Loudoun Road Case Study

Continuing Eco Sutton’s Case Study Blogs relevant to sustainable housing for Langley and also in the revitalised Town Centre.

Dating from 2012 this is a ground-breaking residential project pushing forward the boundaries of design to deliver sustainable, low energy homes on a large scale.

Project Details:

Client: Origin Housing Group

Architects Levitt Bernstein

Construction Value: £5m

Completion: 2012

Location: Camden / London


The architects Levitt Bernstein were first approached by Origin Housing when they were looking to deliver homes of excellent environmental performance, going further than many other housing providers at the time to prioritise reducing CO2 emissions and energy usage within their developments.

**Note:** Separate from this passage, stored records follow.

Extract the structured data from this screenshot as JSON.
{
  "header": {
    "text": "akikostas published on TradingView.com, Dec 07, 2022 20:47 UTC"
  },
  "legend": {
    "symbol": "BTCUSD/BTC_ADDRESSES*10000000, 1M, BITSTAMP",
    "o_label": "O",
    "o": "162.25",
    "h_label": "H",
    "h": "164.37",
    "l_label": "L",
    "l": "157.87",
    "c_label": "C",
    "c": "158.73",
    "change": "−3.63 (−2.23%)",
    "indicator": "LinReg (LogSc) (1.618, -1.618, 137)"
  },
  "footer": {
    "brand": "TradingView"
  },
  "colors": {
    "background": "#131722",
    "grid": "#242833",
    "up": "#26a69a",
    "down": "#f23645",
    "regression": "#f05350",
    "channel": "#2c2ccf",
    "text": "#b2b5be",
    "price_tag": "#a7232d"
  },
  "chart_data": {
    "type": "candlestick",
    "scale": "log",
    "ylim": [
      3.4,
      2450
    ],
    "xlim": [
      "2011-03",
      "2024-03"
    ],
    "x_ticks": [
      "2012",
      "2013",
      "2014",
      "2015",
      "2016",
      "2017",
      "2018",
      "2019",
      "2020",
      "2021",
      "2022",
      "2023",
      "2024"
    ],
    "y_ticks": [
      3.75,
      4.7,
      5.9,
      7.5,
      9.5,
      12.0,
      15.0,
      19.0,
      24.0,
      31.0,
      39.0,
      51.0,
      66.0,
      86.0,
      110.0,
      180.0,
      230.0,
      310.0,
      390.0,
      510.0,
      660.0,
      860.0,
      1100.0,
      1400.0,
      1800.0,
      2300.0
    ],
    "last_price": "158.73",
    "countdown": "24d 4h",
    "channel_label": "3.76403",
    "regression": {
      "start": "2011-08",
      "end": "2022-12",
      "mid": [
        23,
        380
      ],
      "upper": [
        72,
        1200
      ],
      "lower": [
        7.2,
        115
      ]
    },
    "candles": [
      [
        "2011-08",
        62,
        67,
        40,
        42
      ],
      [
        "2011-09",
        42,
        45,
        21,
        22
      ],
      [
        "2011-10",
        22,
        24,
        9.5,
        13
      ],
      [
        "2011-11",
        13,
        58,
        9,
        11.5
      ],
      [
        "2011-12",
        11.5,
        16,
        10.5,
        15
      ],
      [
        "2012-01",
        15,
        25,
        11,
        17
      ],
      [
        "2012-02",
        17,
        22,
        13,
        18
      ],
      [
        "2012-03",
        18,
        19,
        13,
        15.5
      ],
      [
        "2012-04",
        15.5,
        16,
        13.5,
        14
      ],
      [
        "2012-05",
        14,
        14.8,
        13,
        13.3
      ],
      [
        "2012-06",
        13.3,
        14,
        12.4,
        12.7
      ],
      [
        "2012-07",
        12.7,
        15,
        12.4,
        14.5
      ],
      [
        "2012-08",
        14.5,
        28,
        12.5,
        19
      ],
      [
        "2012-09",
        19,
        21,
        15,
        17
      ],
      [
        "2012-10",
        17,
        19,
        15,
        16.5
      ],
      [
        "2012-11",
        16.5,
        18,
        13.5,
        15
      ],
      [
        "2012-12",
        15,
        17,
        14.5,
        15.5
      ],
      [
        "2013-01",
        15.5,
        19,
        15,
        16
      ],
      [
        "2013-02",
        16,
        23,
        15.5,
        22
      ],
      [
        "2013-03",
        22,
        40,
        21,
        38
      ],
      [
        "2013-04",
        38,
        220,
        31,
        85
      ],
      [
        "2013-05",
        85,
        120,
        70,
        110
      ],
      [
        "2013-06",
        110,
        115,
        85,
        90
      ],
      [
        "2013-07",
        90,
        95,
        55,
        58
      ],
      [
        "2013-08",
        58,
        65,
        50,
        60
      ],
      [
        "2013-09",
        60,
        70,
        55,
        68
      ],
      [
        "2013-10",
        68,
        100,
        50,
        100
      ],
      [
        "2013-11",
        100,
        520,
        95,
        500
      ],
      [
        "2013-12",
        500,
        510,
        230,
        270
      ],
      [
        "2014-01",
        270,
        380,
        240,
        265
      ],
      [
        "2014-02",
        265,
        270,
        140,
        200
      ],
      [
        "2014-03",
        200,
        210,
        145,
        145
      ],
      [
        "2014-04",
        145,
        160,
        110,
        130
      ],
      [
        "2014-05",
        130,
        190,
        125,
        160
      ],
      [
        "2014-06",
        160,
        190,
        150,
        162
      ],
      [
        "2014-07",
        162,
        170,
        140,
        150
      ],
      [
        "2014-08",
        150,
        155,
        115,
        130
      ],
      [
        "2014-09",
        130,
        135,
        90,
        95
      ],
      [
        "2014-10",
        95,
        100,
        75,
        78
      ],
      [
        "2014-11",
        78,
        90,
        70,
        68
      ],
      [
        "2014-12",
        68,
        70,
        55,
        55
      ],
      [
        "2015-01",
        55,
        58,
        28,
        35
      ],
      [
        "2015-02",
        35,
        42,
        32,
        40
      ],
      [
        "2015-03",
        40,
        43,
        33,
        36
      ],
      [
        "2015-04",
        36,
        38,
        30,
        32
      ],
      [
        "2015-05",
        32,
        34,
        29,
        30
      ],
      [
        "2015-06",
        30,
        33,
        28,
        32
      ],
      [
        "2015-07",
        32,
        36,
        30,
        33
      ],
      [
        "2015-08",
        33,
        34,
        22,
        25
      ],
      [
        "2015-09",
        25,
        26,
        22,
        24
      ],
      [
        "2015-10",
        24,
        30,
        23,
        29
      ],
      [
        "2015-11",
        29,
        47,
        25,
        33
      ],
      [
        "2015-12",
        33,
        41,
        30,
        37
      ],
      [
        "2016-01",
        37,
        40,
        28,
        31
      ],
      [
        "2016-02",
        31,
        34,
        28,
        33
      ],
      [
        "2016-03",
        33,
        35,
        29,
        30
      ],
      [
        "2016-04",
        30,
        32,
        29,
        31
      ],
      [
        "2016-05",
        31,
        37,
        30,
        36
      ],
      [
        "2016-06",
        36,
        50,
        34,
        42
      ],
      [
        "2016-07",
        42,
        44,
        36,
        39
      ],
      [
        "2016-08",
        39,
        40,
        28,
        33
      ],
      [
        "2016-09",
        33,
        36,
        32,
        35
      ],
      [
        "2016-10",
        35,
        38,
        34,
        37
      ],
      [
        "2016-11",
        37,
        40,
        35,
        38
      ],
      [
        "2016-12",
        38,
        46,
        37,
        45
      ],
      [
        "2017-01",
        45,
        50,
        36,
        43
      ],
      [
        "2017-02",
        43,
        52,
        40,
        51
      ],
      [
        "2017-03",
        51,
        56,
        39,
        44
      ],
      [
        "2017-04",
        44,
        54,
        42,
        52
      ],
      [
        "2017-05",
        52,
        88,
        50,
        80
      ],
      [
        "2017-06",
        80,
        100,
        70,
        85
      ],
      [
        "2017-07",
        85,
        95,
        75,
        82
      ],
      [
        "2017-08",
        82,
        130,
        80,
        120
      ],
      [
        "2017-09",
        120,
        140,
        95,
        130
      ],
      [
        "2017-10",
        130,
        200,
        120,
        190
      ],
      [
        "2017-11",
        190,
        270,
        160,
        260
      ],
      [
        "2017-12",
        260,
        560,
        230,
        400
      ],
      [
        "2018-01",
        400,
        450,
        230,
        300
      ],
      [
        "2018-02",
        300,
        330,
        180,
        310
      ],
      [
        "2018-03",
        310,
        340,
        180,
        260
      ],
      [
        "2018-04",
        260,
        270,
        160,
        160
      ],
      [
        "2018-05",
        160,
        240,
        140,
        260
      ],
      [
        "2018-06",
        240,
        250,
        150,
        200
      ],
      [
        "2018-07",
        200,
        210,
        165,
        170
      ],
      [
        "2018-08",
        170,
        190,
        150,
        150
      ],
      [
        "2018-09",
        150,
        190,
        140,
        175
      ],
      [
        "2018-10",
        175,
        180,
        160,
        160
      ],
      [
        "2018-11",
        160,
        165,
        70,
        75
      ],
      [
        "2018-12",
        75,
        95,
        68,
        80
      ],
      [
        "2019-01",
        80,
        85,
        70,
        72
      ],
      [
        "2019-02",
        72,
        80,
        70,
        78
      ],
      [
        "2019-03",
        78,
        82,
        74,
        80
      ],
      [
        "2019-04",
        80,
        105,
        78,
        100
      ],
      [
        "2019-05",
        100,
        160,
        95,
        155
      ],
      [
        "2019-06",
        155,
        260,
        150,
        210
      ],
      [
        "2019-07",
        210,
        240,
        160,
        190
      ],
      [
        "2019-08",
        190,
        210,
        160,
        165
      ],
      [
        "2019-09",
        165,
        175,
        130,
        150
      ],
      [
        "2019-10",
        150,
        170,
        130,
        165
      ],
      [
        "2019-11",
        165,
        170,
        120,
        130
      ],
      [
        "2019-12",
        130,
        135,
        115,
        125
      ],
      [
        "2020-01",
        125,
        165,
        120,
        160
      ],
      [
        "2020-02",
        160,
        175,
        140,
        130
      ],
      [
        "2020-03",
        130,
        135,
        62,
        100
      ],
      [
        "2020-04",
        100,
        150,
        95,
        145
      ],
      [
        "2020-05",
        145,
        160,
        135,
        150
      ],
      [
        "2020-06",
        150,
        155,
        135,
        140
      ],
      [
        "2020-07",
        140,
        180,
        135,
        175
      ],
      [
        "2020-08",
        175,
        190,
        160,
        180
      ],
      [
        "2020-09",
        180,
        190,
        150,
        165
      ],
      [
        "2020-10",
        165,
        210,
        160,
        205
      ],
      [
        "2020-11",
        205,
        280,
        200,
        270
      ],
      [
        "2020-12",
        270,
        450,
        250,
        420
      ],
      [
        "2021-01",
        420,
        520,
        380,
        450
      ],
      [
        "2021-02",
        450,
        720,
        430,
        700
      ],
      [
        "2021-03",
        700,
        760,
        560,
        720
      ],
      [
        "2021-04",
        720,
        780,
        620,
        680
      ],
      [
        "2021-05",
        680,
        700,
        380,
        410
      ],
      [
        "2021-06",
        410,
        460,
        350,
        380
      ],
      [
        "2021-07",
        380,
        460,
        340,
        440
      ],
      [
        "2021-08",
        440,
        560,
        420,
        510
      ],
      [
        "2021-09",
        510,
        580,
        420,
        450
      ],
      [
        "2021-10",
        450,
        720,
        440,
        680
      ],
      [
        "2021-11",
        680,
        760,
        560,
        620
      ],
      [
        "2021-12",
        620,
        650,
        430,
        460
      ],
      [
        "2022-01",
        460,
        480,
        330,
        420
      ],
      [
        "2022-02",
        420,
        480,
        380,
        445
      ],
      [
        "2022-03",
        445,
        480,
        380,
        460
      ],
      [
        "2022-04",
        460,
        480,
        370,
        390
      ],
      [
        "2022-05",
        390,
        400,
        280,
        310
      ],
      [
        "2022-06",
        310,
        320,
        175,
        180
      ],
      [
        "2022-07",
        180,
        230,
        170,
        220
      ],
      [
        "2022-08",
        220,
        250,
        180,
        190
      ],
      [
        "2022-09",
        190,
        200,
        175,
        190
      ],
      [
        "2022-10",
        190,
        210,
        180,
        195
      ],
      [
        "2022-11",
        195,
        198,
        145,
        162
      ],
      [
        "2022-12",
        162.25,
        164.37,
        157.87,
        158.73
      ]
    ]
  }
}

A former builder’s merchant yard was identified next to South Hampstead station on a prominent corner plot, and following our capacity study, Origin went ahead with the purchase. In order for this to be a flagship sustainable project, the architects were tasked with designing a building achieving the key principles of Passivhaus. This would not only radically reduce energy consumption and therefore residents’ bills, but would create appealing, comfortable and easy-to-run homes.

Their challenge was to deliver this very high standard of energy efficiency on a large scale block of apartments, with the knock-on implications on construction methods and detailing that this brings. Passivhaus specialists were brought in at an early stage to ensure that the building could be delivered according to our proposals – giving the designers, the contractor and client the opportunity to learn more about how these principles come together in practice on site – something that had previously not been attempted on this scale in the UK. Crucially, the team has also since returned to the project to check that the building matches up to expectations.

The focus on environmental performance informed all aspects of the design. Walls became thicker to allow the necessary levels of insulation, reflected in deep window reveals; homes are carefully oriented to gather natural warmth from the sun and reduce heating need; fixed shading devices to windows and overhanging balconies help prevent overheating; and an effective air tightness strategy including triple glazed windows.

Importantly, the team wanted to make sure that these energy efficient homes are easy for residents to use. There are no complex controls or restrictions, and they considered practical things such as hanging pictures and shelving. Placing fixings through walls could compromise such an airtight building envelope, but we made adjustments to the build-up to ensure residents were able to do this without affecting airtightness.

In addition to sustainability concerns, the focus was to design a building suited to its context. The prominent corner provided an opportunity for height and the new eight storey tower, agreed by planners on the basis of its design quality, has become a landmark for the area whilst providing a large number of homes and excellent views for the new residents. The building then steps down to four storeys to match the scale of the neighbouring Victorian villas. Brick is used to respect the Conservation Area surroundings – a material not necessarily suited to a Passivhaus building, but, working carefully with the engineers and contractor, they achieved a solution which is important for future schemes in London – a predominantly brick built city.